Formé par papy à frapper la grosse caisse
dès ses treize ans, avant de jouer avec le gratin du
roots'n'roll (T-Model Ford, Bernard Allison, Jim Dickinson), Cedric est
avant tout un enfant de Holly Springs, North Mississippi. Au nord de
Clarksdale, en prenant la route qui mène à
Memphis, si vous bifurquez vers l’Ouest, le paysage du
Mississippi se modifie ; les plaines et les champs de coton, de riz et
de canne à sucre se font plus rares, et la route devient
presque escarpée. Vous entrez alors dans le Hill Country.
Hernando, la ville de la famille Dickinson, Potontoc, Como ou encore
Harmontown … Des noms qui suintent l'Histoire.

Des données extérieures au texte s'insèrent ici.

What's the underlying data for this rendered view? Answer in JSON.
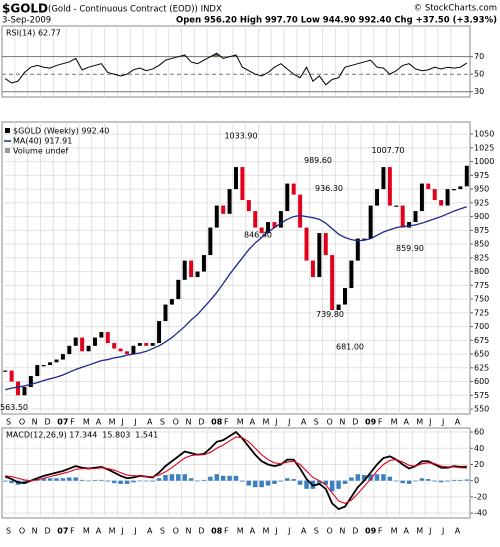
{
  "header": {
    "symbol": "$GOLD",
    "name": "(Gold - Continuous Contract (EOD)) INDX",
    "date": "3-Sep-2009",
    "quote": "Open 956.20  High 997.70  Low 944.90  992.40  Chg +37.50 (+3.93%)",
    "credit": "© StockCharts.com"
  },
  "chart_data": [
    {
      "type": "line",
      "ylim": [
        24,
        105
      ],
      "yticks": [
        70,
        50,
        30
      ],
      "overbought": 70,
      "overbought_color": "#3d7a4d",
      "series": [
        {
          "name": "RSI(14) 62.77",
          "color": "#000000",
          "values": [
            45,
            40,
            42,
            52,
            58,
            60,
            58,
            57,
            60,
            62,
            64,
            68,
            55,
            58,
            60,
            62,
            52,
            50,
            48,
            50,
            55,
            57,
            54,
            56,
            60,
            66,
            68,
            70,
            72,
            64,
            62,
            66,
            70,
            74,
            68,
            70,
            72,
            58,
            54,
            50,
            48,
            52,
            58,
            62,
            56,
            50,
            46,
            58,
            42,
            48,
            38,
            44,
            46,
            58,
            60,
            62,
            64,
            66,
            58,
            57,
            50,
            54,
            60,
            62,
            56,
            54,
            55,
            58,
            56,
            58,
            57,
            58,
            62.77
          ]
        }
      ]
    },
    {
      "type": "candlestick",
      "ylim": [
        541,
        1072
      ],
      "yticks": [
        550,
        575,
        600,
        625,
        650,
        675,
        700,
        725,
        750,
        775,
        800,
        825,
        850,
        875,
        900,
        925,
        950,
        975,
        1000,
        1025,
        1050
      ],
      "grid": true,
      "xticks": [
        "S",
        "O",
        "N",
        "D",
        "07",
        "F",
        "M",
        "A",
        "M",
        "J",
        "J",
        "A",
        "S",
        "O",
        "N",
        "D",
        "08",
        "F",
        "M",
        "A",
        "M",
        "J",
        "J",
        "A",
        "S",
        "O",
        "N",
        "D",
        "09",
        "F",
        "M",
        "A",
        "M",
        "J",
        "J",
        "A"
      ],
      "volume_label": "Volume undef",
      "series": [
        {
          "name": "$GOLD (Weekly) 992.40",
          "color": "#000000",
          "down_color": "#e0001b",
          "values": [
            620,
            600,
            575,
            590,
            610,
            630,
            630,
            635,
            640,
            650,
            665,
            680,
            655,
            665,
            680,
            690,
            670,
            660,
            655,
            650,
            665,
            670,
            665,
            670,
            710,
            740,
            750,
            785,
            820,
            790,
            800,
            830,
            880,
            920,
            905,
            950,
            990,
            930,
            910,
            880,
            870,
            890,
            880,
            910,
            960,
            940,
            880,
            820,
            790,
            870,
            830,
            730,
            740,
            770,
            820,
            860,
            860,
            920,
            950,
            990,
            920,
            920,
            880,
            890,
            910,
            960,
            950,
            930,
            920,
            950,
            950,
            955,
            992.4
          ]
        },
        {
          "name": "MA(40) 917.91",
          "color": "#1c2a8a",
          "values": [
            585,
            588,
            590,
            592,
            595,
            598,
            602,
            605,
            608,
            612,
            617,
            622,
            626,
            630,
            634,
            638,
            640,
            643,
            645,
            648,
            650,
            652,
            655,
            660,
            665,
            672,
            680,
            690,
            700,
            712,
            722,
            735,
            748,
            762,
            778,
            795,
            810,
            825,
            840,
            852,
            862,
            872,
            880,
            888,
            895,
            900,
            902,
            900,
            898,
            895,
            888,
            878,
            868,
            862,
            858,
            856,
            857,
            860,
            866,
            872,
            876,
            880,
            882,
            883,
            885,
            888,
            892,
            896,
            900,
            905,
            910,
            914,
            917.91
          ]
        }
      ],
      "annotations": [
        {
          "label": "563.50",
          "value": 563.5
        },
        {
          "label": "1033.90",
          "value": 1033.9
        },
        {
          "label": "846.40",
          "value": 846.4
        },
        {
          "label": "989.60",
          "value": 989.6
        },
        {
          "label": "936.30",
          "value": 936.3
        },
        {
          "label": "739.80",
          "value": 739.8
        },
        {
          "label": "681.00",
          "value": 681
        },
        {
          "label": "1007.70",
          "value": 1007.7
        },
        {
          "label": "859.90",
          "value": 859.9
        }
      ]
    },
    {
      "type": "macd",
      "ylim": [
        -46,
        65
      ],
      "yticks": [
        60,
        40,
        20,
        0,
        -20,
        -40
      ],
      "grid": true,
      "xticks": [
        "S",
        "O",
        "N",
        "D",
        "07",
        "F",
        "M",
        "A",
        "M",
        "J",
        "J",
        "A",
        "S",
        "O",
        "N",
        "D",
        "08",
        "F",
        "M",
        "A",
        "M",
        "J",
        "J",
        "A",
        "S",
        "O",
        "N",
        "D",
        "09",
        "F",
        "M",
        "A",
        "M",
        "J",
        "J",
        "A"
      ],
      "series": [
        {
          "name": "MACD(12,26,9) 17.344",
          "color": "#000000",
          "values": [
            5,
            2,
            -2,
            -3,
            0,
            3,
            6,
            8,
            10,
            12,
            15,
            18,
            16,
            15,
            16,
            17,
            14,
            10,
            6,
            3,
            4,
            6,
            5,
            4,
            10,
            18,
            24,
            30,
            36,
            34,
            32,
            33,
            40,
            48,
            50,
            55,
            60,
            52,
            42,
            32,
            24,
            20,
            18,
            20,
            26,
            26,
            15,
            2,
            -6,
            -4,
            -10,
            -28,
            -35,
            -32,
            -20,
            -8,
            0,
            10,
            20,
            28,
            30,
            26,
            20,
            15,
            18,
            24,
            24,
            20,
            16,
            16,
            18,
            17,
            17.344
          ]
        },
        {
          "name": "15.803",
          "color": "#e0001b",
          "values": [
            6,
            5,
            3,
            1,
            0,
            1,
            3,
            5,
            7,
            9,
            11,
            14,
            15,
            15,
            15,
            16,
            15,
            13,
            10,
            7,
            6,
            6,
            5,
            5,
            7,
            11,
            16,
            22,
            28,
            31,
            32,
            32,
            35,
            40,
            44,
            49,
            54,
            53,
            48,
            40,
            32,
            26,
            22,
            21,
            23,
            24,
            20,
            12,
            4,
            0,
            -5,
            -15,
            -25,
            -28,
            -24,
            -16,
            -7,
            2,
            12,
            20,
            25,
            26,
            23,
            19,
            18,
            21,
            22,
            21,
            18,
            17,
            17,
            16,
            15.803
          ]
        },
        {
          "name": "1.541",
          "color": "#3a7fc0",
          "kind": "bar",
          "values": [
            -1,
            -3,
            -5,
            -4,
            0,
            2,
            3,
            3,
            3,
            3,
            4,
            4,
            1,
            0,
            1,
            1,
            -1,
            -3,
            -4,
            -4,
            -2,
            0,
            0,
            -1,
            3,
            7,
            8,
            8,
            8,
            3,
            0,
            1,
            5,
            8,
            6,
            6,
            6,
            -1,
            -6,
            -8,
            -8,
            -6,
            -4,
            -1,
            3,
            2,
            -5,
            -10,
            -10,
            -4,
            -5,
            -13,
            -10,
            -4,
            4,
            8,
            7,
            8,
            8,
            8,
            5,
            0,
            -3,
            -4,
            0,
            3,
            2,
            -1,
            -2,
            -1,
            1,
            1,
            1.541
          ]
        }
      ]
    }
  ]
}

L’isolement et la pauvreté endémique
des populations y ont, du coup, favorisé le DIY (do it
yourself), et leurs expressions musicales en présentent les
évidentes caractéristiques. C’est dans
cette région que l'on joue ce blues si particulier, crasseux
à souhait, sur un accord et une ligne de basse dansante, ne
s’embarrassant guère de métrique ni
d’harmonie, privilégiant une rythmique proche de
la transe afro, se répétant à l'infini
comme une hypnotique cérémonie vaudou.
Le grand-père donc, R.L., un des derniers grands bluesmen de
notre ère, avait fait une sacrée
remontée de notoriété au mitan des
90’s soutenu par un luxueux backing-band, le Jon Spencer
Blues Explosion au grand complet complété par
l’excellentissime Kenny Brown. Cedric avait alors rejoint le
gang comme batteur, enchaînant albums et succès
avec un blues qui donnait une belle bouffée d'air frais
à un genre musical qui restait jusqu'à lors tout
de même assez figé, mais c'était sans
compter sur des artistes comme les Black Keys ou le North Mississippi
All Stars, le dépoussiérant consciencieusement de
fond en comble !
Guitariste, auteur-compositeur et chanteur, Cedric Burnside prend alors
son envol au seuil de la quarantaine, en nous délivrant un
blues des plus ruraux qui nous ramène aux racines
sucrées déterrées par les John Lee
Hooker, Hound Dog Taylor, Lightnin' Hopkins, Mississippi Fred McDowell
et tous les bluesmen signés sur le label Fat Possum (dont
son grand-père d'ailleurs). Rien que des superbes
références qui traduisent le niveau du bonhomme.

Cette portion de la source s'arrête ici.